Menschen sind sensibler für das Thema geworden

Sein Verband fordert das schon lange, bislang allerdings mit bescheidenem Widerhall. "Allein sind wir als relativ kleiner Verband nicht stark genug“, bekennt Kornder. Weil die Menschen in den vergangenen Hitze- und Trockenjahren allerdings sensibler für das Thema geworden sind, hat der ÖJV etliche Mitstreiter gefunden und im Oktober die Initiative „hunting4future“ gegründet.

Mit dabei sind neben dem Bund Naturschutz in Bayern und der Arbeitsgemeinschaft Naturgemäße Waldwirtschaft (ANW) auch etliche bedeutende Waldbesitzer. Das Würzburger Juliusspital zum Beispiel, die Forstverwaltung Freiherr von Eyb bei Amberg, der Waldbesitzerverband Erlangen-Höchstadt und die Forstbetriebsgemeinschaften Westmittelfranken und Dillingen.

Klimaschutz mit Gewehr:

Verstärkt Tiere abschießen, um den Wald zu retten? Das muss man engagierten Umwelt- und Klimaschützern erst einmal nahebringen. "Es ist nicht einfach, jungen Leuten zu erklären, dass das eine, ein zukunftsfähiger Wald, nicht ohne das andere, eine intensivere Jagd, möglich ist“, sagt Uwe Köberlein, stellvertretender ÖJV-Vorsitzender.

"Wo man nicht schießt, wächst der Wald nicht"

"Im Zukunftswald Rohr haben wir den Abschuss auf etwa 20 Rehe pro 100 Hektar verdoppelt. Das ist natürlich sehr ambitioniert, man kann auch mit 15 Rehen anfangen. Aber fest steht: Wo man nicht schießt, wächst der Wald nicht“, betont Ralf Straußberger, Waldreferent des Bund Naturschutz.

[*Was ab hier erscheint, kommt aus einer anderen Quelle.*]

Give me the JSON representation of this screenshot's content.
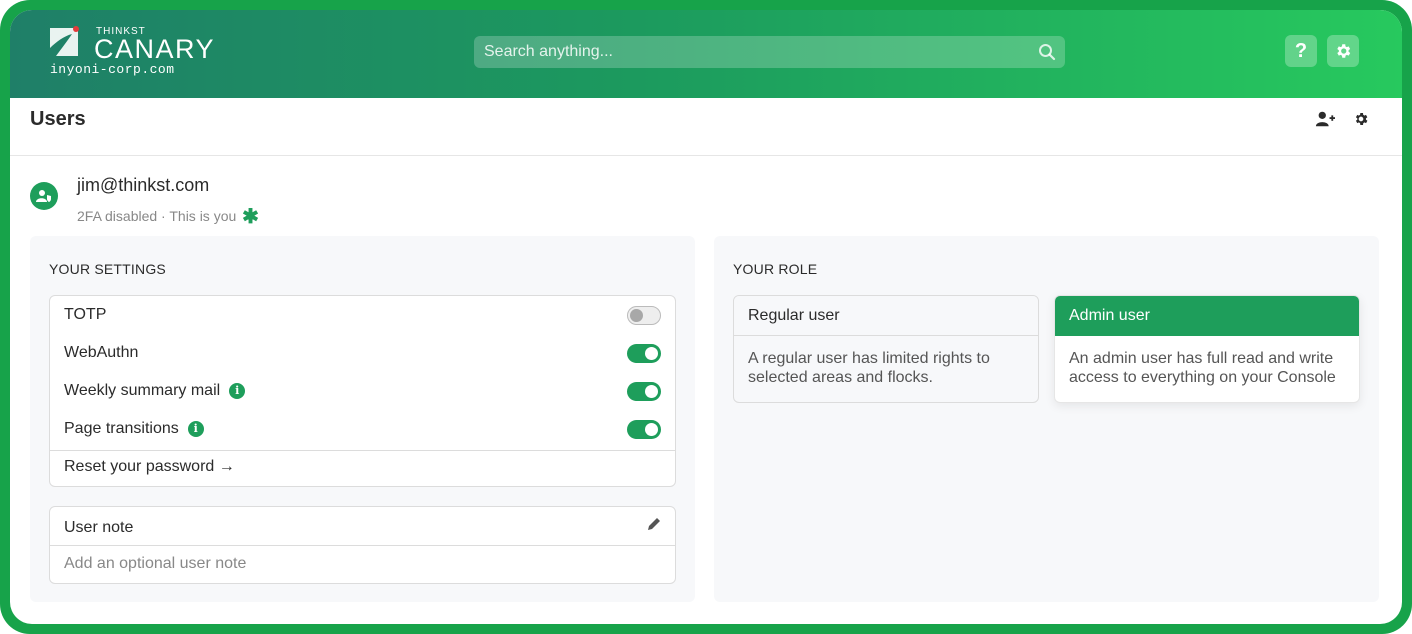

Schon jetzt ist im Bayerischen Waldgesetz festgehalten, dass Wald vor Wild geht. "Aber dafür müsste man auch ehrlich jagen. Es wird praktisch nicht kontrolliert, ob die Abschusspläne eingehalten werden“, beklagt Stefan Kolonko von der ANW. Zwar müssen die Abschusszahlen regelmäßig gemeldet werden, dass jedes tote Stück Wild vorgelegt werden muss, wird aber nur in sehr wenigen Fällen verlangt, wenn die gemeldeten Zahlen und der Zustand des Waldes überhaupt nicht zusammenpassen wollen. 

Die Staatsforsten in Bayern verfolgen eine ähnliche Politik. Auch dort sieht man die Notwendigkeit zu einer intensiven Jagd. Viele private Waldbesitzer sehen das aber ganz anders. "Da herrscht noch die alte Jagdherrenmentalität. Es wird gejagt, wie es einem passt. Und viele wollen eben viel Wild im Wald stehen haben, die Trophäenjagd steht im Vordergrund“, meint Straußberger.

Immer mehr Schutzzäune?

"Die Jäger müssen im Wald aber Wolf, Luchs und Bär ersetzen, sonst stimmt das Gleichgewicht nicht mehr“, verdeutlicht Kolonko. "Wenn wir die Wälder, die wir haben, schützen und bewahren wollen, kommen wir nicht darum herum, mehr zu jagen", fügt Straußberger hinzu. "Wir müssen Begeisterung beiden Jägern entfachen. Natürlich bedeuten höhere Abschusszahlen viel Arbeit. Aber sie ist es wert“, betont ÖJV-Vorsitzender Wolfgang Kornder.

Waldbesitzer Herbert Fuchs hofft, dass die Initiative "hunting4future“ ein Umdenken erreichen kann. "Ich möchte der nächsten Generation einen gesunden Wald weitergeben. Wenn es so weitergeht, werden immer mehr Schutzzäune in den Wäldern stehen müssen, Steuergelder werden verschwendet und die Fläche für das Wild wird dadurch auch noch kleiner“, sagt er.